The appeal will not therefore be limited to deciding which factual meaning Simon will need to justify.
This Court of Appeal hearing will be in around six months time, perhaps in time for the next Chiropractic Awareness Week.
However, a warning. It is important to note what this decision does not mean:
- the High Court's adverse ruling has not been overturned: it is entirely possible for the Court of Appeal to still uphold the High Court's original adverse ruling; and
- the Court of Appeal has not criticised or in any way ruled against the BCA's case.
The Court of Appeal has held that Simon has an arguable case for a full appeal on meaning; but this certainly does not mean that they will necessarily accept his case at the full appeal, and so his case may still be rejected.

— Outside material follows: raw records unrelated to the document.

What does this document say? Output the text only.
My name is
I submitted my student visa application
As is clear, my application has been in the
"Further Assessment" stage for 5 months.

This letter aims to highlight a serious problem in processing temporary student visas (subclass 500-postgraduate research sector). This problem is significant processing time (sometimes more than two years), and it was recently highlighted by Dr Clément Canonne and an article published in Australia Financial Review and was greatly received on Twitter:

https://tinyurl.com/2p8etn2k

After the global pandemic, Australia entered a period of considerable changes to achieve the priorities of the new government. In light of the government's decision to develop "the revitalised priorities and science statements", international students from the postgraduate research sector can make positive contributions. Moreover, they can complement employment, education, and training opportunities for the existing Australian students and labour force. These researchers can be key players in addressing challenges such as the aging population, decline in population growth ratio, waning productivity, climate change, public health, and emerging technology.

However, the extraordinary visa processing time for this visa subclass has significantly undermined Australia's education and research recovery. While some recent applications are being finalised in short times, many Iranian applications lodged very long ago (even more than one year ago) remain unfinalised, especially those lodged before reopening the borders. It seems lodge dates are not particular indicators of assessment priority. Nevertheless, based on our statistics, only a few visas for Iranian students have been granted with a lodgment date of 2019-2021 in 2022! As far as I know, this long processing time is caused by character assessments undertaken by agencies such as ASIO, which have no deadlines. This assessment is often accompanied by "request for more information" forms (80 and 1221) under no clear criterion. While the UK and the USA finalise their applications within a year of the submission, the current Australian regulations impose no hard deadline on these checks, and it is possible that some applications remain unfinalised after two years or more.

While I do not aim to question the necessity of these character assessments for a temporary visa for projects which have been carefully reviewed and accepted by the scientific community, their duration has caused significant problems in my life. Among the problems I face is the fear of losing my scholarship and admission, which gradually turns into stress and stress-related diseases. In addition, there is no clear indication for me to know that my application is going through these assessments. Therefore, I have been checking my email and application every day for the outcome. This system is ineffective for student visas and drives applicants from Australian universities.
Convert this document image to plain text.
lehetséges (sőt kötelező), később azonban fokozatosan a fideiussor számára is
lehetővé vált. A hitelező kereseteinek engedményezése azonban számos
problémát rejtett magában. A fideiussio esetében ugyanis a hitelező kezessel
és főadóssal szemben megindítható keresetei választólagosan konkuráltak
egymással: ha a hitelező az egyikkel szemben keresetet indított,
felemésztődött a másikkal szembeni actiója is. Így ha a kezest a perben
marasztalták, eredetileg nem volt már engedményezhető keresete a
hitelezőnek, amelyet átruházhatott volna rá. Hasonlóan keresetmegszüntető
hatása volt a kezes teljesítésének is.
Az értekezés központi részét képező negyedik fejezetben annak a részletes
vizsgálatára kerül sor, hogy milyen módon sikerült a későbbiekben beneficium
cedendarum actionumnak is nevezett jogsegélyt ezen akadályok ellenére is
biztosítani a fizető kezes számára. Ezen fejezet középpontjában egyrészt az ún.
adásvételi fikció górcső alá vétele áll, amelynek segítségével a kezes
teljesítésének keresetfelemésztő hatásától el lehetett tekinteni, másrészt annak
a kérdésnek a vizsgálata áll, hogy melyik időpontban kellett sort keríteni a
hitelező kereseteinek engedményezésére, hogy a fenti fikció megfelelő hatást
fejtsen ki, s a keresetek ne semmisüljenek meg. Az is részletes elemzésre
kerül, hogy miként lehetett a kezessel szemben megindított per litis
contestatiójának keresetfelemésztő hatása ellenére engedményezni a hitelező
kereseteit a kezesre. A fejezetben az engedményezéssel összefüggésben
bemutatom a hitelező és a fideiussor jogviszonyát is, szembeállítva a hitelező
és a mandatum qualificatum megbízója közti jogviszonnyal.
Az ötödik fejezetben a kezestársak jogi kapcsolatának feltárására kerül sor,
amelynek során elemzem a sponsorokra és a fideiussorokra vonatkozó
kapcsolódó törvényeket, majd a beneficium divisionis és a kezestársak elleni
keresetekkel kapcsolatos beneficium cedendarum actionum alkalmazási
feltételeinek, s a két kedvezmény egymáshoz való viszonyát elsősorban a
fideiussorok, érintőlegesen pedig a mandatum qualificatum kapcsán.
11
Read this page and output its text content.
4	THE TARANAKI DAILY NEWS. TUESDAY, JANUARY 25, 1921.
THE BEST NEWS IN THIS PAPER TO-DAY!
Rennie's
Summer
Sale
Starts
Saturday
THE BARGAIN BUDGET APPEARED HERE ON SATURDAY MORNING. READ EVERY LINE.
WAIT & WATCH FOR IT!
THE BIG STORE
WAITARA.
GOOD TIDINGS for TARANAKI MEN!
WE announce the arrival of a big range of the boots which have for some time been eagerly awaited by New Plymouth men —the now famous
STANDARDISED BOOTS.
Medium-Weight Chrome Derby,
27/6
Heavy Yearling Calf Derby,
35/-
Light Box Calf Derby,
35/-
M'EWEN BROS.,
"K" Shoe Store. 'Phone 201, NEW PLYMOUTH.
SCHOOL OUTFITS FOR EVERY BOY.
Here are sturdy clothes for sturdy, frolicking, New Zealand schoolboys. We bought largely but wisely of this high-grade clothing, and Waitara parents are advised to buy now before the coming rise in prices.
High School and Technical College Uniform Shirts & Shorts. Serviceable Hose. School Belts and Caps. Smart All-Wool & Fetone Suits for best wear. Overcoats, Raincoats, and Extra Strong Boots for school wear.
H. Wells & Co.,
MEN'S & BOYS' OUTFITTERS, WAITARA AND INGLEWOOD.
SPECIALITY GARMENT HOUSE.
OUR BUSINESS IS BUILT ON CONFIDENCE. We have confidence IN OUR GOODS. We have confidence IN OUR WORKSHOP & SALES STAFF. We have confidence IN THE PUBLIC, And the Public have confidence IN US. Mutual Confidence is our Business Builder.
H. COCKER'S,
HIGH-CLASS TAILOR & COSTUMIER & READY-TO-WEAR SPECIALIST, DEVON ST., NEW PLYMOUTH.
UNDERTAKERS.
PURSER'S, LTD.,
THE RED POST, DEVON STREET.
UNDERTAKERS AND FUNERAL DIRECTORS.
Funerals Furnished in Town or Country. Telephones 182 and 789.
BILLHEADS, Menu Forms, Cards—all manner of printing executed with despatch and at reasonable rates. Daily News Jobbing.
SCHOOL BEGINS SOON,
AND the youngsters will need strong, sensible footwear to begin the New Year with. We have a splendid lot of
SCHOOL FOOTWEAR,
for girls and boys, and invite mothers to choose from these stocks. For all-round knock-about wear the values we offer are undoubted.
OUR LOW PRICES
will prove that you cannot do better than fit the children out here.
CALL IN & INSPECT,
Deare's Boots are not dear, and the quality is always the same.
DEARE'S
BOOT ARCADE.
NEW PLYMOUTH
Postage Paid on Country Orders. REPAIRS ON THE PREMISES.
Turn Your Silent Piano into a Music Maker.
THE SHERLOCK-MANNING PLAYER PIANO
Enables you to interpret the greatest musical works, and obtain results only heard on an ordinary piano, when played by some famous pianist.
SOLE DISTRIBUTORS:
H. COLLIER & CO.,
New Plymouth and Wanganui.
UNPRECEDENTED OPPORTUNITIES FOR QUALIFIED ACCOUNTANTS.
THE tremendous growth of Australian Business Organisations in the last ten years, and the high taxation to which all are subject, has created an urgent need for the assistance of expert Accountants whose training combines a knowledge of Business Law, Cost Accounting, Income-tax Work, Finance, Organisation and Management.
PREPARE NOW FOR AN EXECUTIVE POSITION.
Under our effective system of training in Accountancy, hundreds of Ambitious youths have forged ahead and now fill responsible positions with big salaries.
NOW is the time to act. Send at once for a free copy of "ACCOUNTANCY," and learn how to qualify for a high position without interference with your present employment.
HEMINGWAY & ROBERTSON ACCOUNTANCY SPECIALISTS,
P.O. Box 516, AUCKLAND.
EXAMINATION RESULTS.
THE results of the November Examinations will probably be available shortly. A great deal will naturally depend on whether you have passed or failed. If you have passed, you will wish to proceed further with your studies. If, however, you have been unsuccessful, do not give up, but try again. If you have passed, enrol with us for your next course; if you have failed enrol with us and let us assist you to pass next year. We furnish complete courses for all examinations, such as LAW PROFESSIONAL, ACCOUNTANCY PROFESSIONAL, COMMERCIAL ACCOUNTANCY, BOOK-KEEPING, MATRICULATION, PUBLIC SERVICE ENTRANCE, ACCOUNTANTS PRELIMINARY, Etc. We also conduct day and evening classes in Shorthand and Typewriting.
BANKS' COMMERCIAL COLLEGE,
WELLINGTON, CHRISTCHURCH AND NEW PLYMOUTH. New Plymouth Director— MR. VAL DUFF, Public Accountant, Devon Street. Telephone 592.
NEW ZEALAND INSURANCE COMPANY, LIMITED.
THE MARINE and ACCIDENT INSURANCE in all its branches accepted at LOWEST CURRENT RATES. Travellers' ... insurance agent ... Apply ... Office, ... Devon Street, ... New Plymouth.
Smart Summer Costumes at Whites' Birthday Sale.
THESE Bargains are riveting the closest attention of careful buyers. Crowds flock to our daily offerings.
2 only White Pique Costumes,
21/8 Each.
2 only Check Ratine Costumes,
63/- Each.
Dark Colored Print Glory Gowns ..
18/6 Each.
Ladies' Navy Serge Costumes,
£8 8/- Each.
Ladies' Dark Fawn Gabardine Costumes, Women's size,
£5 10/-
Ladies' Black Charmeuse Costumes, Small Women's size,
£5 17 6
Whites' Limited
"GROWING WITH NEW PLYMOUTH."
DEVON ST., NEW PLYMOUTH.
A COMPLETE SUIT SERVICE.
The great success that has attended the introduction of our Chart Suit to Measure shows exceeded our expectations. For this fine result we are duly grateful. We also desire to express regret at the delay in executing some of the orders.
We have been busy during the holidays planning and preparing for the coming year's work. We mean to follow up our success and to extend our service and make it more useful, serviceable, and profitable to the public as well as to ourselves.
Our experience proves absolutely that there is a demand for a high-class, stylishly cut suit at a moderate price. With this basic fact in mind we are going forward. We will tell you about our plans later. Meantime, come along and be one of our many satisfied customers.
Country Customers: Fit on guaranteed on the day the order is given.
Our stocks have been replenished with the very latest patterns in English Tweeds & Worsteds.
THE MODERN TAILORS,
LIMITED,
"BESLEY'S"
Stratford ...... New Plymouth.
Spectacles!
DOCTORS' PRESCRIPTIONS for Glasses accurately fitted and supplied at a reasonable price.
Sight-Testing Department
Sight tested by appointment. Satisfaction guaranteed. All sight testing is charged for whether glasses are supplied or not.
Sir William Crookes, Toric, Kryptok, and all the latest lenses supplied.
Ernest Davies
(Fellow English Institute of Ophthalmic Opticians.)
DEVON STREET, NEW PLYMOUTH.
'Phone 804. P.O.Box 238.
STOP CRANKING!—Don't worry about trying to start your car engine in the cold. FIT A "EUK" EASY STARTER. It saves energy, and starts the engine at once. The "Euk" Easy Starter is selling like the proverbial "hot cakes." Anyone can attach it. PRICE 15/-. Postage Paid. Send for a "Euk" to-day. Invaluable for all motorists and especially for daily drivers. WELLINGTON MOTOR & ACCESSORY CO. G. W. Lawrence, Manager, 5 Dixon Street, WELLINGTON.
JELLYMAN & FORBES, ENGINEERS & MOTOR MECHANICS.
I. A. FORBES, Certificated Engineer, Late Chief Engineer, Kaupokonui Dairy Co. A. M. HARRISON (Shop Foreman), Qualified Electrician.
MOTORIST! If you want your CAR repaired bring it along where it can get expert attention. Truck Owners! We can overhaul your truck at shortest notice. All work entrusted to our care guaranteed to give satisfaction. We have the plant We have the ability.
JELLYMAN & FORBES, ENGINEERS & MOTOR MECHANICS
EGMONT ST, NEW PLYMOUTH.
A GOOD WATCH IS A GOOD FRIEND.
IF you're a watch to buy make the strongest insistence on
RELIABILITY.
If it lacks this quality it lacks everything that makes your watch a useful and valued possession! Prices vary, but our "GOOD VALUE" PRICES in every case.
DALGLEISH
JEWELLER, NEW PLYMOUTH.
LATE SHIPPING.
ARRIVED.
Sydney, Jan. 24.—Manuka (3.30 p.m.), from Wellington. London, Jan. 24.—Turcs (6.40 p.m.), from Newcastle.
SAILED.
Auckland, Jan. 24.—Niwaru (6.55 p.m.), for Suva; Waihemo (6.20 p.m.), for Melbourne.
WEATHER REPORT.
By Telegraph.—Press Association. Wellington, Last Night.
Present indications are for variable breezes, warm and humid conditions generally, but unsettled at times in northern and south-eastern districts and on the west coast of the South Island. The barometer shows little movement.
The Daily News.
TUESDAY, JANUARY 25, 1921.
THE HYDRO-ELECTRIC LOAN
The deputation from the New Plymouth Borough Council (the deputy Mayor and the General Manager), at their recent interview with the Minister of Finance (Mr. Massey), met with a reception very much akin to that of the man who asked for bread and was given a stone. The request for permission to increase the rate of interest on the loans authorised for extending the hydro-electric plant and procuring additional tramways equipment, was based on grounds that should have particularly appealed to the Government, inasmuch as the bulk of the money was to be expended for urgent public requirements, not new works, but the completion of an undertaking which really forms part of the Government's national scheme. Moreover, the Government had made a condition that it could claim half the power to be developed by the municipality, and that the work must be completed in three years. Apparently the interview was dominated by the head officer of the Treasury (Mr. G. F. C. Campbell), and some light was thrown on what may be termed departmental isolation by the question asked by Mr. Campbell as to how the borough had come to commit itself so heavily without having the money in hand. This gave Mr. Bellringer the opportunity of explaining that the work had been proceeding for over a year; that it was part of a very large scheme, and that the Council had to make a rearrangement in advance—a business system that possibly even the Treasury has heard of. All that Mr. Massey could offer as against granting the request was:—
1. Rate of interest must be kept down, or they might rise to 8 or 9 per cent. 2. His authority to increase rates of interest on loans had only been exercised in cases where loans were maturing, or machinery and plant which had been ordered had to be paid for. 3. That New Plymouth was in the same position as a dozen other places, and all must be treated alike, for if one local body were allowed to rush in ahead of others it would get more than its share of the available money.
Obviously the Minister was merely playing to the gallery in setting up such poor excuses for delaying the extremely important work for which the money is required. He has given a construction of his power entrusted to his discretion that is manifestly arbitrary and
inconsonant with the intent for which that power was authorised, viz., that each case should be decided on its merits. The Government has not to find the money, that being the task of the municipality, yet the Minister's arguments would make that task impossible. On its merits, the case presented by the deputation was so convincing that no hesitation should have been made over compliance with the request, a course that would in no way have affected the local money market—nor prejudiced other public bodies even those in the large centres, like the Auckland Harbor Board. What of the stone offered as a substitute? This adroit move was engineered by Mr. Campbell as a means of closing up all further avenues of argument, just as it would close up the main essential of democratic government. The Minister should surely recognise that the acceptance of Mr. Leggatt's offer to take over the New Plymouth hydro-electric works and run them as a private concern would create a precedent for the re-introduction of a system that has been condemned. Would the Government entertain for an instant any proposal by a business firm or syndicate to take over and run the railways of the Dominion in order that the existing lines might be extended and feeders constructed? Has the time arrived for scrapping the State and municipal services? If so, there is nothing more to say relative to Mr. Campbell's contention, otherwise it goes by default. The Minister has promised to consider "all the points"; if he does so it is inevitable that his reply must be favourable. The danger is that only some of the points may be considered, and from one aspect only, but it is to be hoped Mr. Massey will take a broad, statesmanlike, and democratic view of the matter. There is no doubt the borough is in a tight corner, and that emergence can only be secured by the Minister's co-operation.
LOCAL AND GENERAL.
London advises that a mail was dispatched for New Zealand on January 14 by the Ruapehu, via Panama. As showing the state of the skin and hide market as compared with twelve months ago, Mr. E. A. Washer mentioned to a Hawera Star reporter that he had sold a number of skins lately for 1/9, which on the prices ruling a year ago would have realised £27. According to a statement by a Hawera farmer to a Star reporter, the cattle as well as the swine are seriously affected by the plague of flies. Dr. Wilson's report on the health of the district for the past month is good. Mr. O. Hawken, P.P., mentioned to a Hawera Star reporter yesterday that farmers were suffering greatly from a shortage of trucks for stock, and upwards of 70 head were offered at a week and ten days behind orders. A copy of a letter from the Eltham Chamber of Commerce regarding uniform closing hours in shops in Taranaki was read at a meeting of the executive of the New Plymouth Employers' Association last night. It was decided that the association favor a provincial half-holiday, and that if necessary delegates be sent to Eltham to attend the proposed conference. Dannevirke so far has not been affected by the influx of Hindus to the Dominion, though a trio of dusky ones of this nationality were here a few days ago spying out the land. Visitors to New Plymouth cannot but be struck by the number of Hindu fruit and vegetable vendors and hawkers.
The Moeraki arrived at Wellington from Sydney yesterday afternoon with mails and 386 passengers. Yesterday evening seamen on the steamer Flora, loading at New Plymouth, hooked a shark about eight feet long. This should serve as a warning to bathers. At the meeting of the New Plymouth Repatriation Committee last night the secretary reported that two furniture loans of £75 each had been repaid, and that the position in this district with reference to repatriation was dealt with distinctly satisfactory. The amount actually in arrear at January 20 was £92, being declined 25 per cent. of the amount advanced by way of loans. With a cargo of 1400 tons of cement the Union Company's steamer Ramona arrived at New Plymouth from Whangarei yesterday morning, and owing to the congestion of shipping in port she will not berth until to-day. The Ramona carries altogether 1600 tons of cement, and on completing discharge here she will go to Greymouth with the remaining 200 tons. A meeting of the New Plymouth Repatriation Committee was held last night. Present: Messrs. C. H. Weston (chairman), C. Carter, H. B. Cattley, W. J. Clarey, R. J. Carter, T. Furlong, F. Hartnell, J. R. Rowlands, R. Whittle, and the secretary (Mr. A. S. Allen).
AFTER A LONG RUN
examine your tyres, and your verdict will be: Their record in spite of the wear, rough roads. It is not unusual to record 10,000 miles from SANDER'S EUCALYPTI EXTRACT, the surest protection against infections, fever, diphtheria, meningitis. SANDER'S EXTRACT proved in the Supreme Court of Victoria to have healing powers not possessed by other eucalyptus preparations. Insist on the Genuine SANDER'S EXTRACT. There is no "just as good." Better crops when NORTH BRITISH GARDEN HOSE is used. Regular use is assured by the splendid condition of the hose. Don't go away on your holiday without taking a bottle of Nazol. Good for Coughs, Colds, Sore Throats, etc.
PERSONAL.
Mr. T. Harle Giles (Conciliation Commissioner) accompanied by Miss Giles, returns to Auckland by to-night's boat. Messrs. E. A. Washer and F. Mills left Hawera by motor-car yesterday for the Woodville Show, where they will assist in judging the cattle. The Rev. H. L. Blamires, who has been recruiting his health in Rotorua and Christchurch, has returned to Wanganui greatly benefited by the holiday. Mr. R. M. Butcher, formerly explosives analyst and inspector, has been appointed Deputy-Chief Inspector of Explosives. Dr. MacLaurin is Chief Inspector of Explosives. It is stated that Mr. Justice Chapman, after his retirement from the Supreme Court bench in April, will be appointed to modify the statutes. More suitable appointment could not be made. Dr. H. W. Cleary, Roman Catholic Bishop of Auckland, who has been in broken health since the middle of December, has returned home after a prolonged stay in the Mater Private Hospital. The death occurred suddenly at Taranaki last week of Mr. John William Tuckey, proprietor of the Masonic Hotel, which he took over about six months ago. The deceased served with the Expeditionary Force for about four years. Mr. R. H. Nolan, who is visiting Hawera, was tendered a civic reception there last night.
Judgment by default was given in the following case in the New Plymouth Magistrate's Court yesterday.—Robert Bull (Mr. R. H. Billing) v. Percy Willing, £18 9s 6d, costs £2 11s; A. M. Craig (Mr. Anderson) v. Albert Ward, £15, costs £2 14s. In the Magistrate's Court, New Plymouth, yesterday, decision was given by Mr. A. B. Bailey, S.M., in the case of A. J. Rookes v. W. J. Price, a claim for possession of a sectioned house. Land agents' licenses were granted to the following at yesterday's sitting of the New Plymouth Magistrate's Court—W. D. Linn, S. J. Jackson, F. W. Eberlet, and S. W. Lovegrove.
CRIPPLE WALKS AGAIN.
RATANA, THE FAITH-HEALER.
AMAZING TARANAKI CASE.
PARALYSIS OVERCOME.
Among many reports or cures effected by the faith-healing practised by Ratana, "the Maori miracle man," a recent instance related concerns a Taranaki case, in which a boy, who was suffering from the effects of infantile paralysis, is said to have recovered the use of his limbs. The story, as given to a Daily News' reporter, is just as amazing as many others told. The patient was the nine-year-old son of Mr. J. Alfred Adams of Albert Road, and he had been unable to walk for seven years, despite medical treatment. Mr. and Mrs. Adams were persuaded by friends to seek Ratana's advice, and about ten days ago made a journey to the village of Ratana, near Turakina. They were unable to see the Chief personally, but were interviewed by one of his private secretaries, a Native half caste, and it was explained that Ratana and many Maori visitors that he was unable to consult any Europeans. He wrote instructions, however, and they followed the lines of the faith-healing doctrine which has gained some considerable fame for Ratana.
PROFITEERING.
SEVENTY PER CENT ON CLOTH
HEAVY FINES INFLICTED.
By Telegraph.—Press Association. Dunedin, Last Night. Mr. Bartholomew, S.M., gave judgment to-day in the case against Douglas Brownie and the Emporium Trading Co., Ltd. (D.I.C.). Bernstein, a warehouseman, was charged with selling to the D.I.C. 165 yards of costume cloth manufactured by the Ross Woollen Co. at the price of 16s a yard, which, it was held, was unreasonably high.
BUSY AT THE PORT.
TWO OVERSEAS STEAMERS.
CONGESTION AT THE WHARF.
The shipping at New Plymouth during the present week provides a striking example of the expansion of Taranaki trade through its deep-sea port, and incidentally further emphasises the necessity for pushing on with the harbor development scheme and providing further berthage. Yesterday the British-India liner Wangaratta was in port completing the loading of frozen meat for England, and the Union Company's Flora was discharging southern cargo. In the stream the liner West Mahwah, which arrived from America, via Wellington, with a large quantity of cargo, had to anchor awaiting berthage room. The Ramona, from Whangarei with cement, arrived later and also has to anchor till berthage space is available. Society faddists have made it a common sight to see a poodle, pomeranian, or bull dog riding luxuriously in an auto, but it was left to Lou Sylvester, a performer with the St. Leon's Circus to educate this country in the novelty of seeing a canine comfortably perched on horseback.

But it does turn the litigation clock back to the very beginning of the preliminary hearing and gives Simon a well-deserved (and legally rather unexpected) opportunity to argue before the Court of Appeal what his article actually meant.
So, in summary, this is the best possible outcome for this application for permission to appeal.
And it is also the best possible reward for Simon's awesome determination to be able to properly defend in court what he said about the British Chiropractic Association's promotion of chiropractic for various children's ailments.
I will set out the full judgment on this site as soon as it is published with a detailed commentary.